Neuroscientists at the RIKEN-MIT Center for Neural Circuit Genetics at the Picower Institute for Learning and Memory at MIT have uncovered a faulty brain mechanism that may underlie schizophrenia and other psychiatric disorders in humans.
The study, to appear in the Oct. 16 issue of Neuron
, is the first to tie a specific brain network abnormality to schizophrenia, whose symptoms range from disorganized thinking, hallucinations and paranoia to an inability to plan for the future.
"Our study provides new insight into what underlies schizophrenia's disordered thinking and zeroes in on a new target for future investigation into the neural basis of a cognitive disorder that affects more than 1 percent of the world's population," said Susumu Tonegawa, director of the RIKEN-MIT Center for Neural Circuit Genetics and senior author of the study.

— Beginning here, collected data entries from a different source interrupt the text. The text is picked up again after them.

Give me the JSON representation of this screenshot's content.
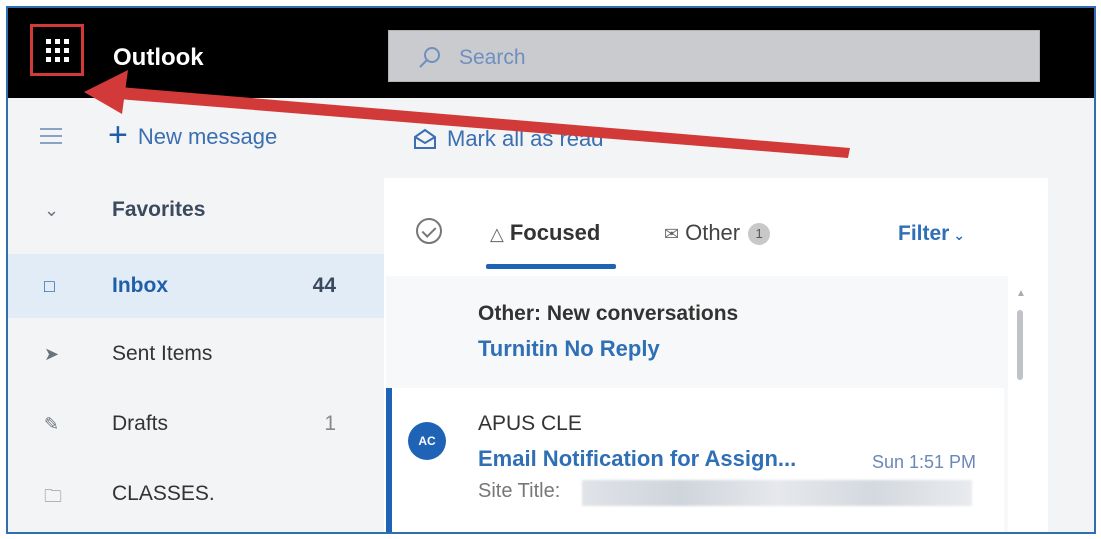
{
  "app": {
    "title": "Outlook"
  },
  "search": {
    "placeholder": "Search"
  },
  "commands": {
    "new_message": "New message",
    "mark_all_read": "Mark all as read"
  },
  "nav": {
    "items": [
      {
        "label": "Favorites",
        "icon": "chevron-down-icon",
        "count": ""
      },
      {
        "label": "Inbox",
        "icon": "inbox-icon",
        "count": "44"
      },
      {
        "label": "Sent Items",
        "icon": "send-icon",
        "count": ""
      },
      {
        "label": "Drafts",
        "icon": "pencil-icon",
        "count": "1"
      },
      {
        "label": "CLASSES.",
        "icon": "folder-icon",
        "count": ""
      }
    ]
  },
  "tabs": {
    "focused": "Focused",
    "other": "Other",
    "other_count": "1",
    "filter": "Filter"
  },
  "other_notice": {
    "title": "Other: New conversations",
    "sender": "Turnitin No Reply"
  },
  "messages": [
    {
      "initials": "AC",
      "sender": "APUS CLE",
      "subject": "Email Notification for Assign...",
      "time": "Sun 1:51 PM",
      "preview": "Site Title:"
    }
  ],
  "colors": {
    "accent": "#1f63b6",
    "annotation": "#d23a3a",
    "topbar": "#000000"
  }
}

Animal studies typically assess the neural mechanisms of the disease's cognitive and behavioral symptoms through a combination of genetic and pharmacological treatments and behavioral testing. However, the complex nature of disorganized thoughts has made these studies challenging.
Human patients with cognitive disorders such as autism spectrum disorders and schizophrenia show abnormal neural activity in what's known as the default mode network (DMN)--a network that includes the prefrontal cortex and the hippocampus, the brain structure believed to process memories. Because the DMN is involved in recall and future planning actions, understanding how it processes information and interacts with other brain areas could explain what goes awry in brain disorders.

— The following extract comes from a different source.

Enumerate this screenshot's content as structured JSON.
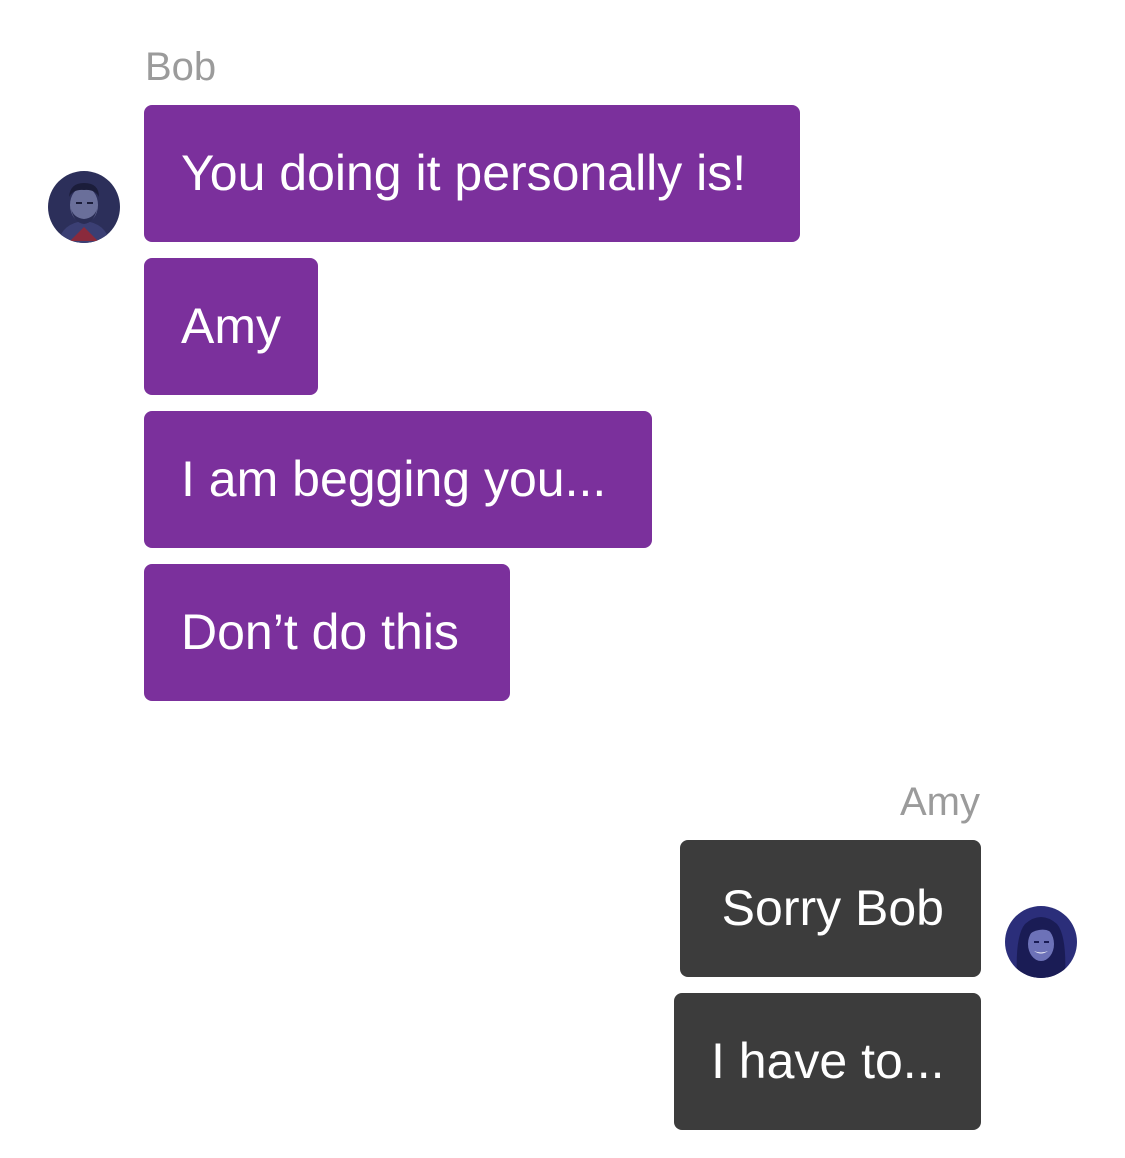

A crucial communication window
RIKEN-MIT neuroscientists have created a genetically modified mouse with a gene mutation that some schizophrenia patients also harbor—the absence of the normal gene for an enzyme called calcineurin, which plays a crucial role in synaptic plasticity for learning and memory. The mice exhibit behavioral and cognitive abnormalities associated with schizophrenia.

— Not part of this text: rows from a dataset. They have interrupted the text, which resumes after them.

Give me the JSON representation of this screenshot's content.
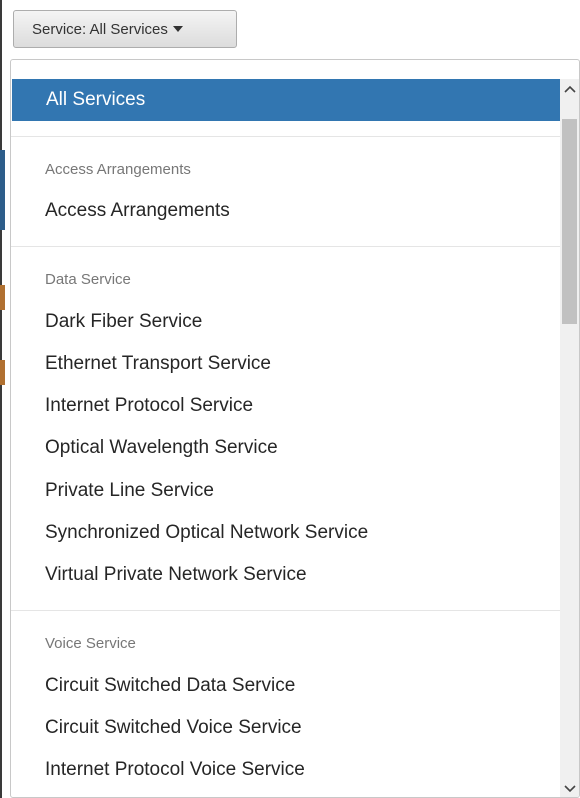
{
  "toggle": {
    "label": "Service: All Services"
  },
  "menu": {
    "active_item": "All Services",
    "groups": [
      {
        "header": "Access Arrangements",
        "items": [
          "Access Arrangements"
        ]
      },
      {
        "header": "Data Service",
        "items": [
          "Dark Fiber Service",
          "Ethernet Transport Service",
          "Internet Protocol Service",
          "Optical Wavelength Service",
          "Private Line Service",
          "Synchronized Optical Network Service",
          "Virtual Private Network Service"
        ]
      },
      {
        "header": "Voice Service",
        "items": [
          "Circuit Switched Data Service",
          "Circuit Switched Voice Service",
          "Internet Protocol Voice Service"
        ]
      }
    ]
  },
  "icons": {
    "caret": "caret-down-icon",
    "scroll_up": "chevron-up-icon",
    "scroll_down": "chevron-down-icon"
  },
  "colors": {
    "active_background": "#3276b1",
    "active_text": "#ffffff",
    "header_text": "#777777",
    "item_text": "#262626"
  }
}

After normal mice run a maze, their brains enter a resting state and start processing information related to the task they just performed, even reliving the route as if replaying a mental video. This kind of information processing plays a critical role in normal brain function, possibly as a window for communication between the neocortex, where long-term memory is stored, and the hippocampus. But in mice modeling schizophrenia, electrical activity in the hippocampus, one of the main components of DMN, surges when it should be idling.
"Our study demonstrated an increase in neural activity in the hippocampus during awake resting periods," said study co-author Junghyup Suh. "More important, we demonstrated--for the first time--disrupted information processing in single cells as well as neural circuits."
When rodents run a maze, neurons within the hippocampus exhibit location-specific responses known as place fields. In normal animals, these location-specific responses are replayed in a series during rest periods following the task performance. However, the genetically altered mice did not reactivate place cells in an ordered manner after the task; they reactivated all these cells at an abnormally high level and almost simultaneously.
"Our study provides a novel way to look into the actions of current drugs and treatments and may lead to new insights for improved treatment of psychiatric disorders," Suh said.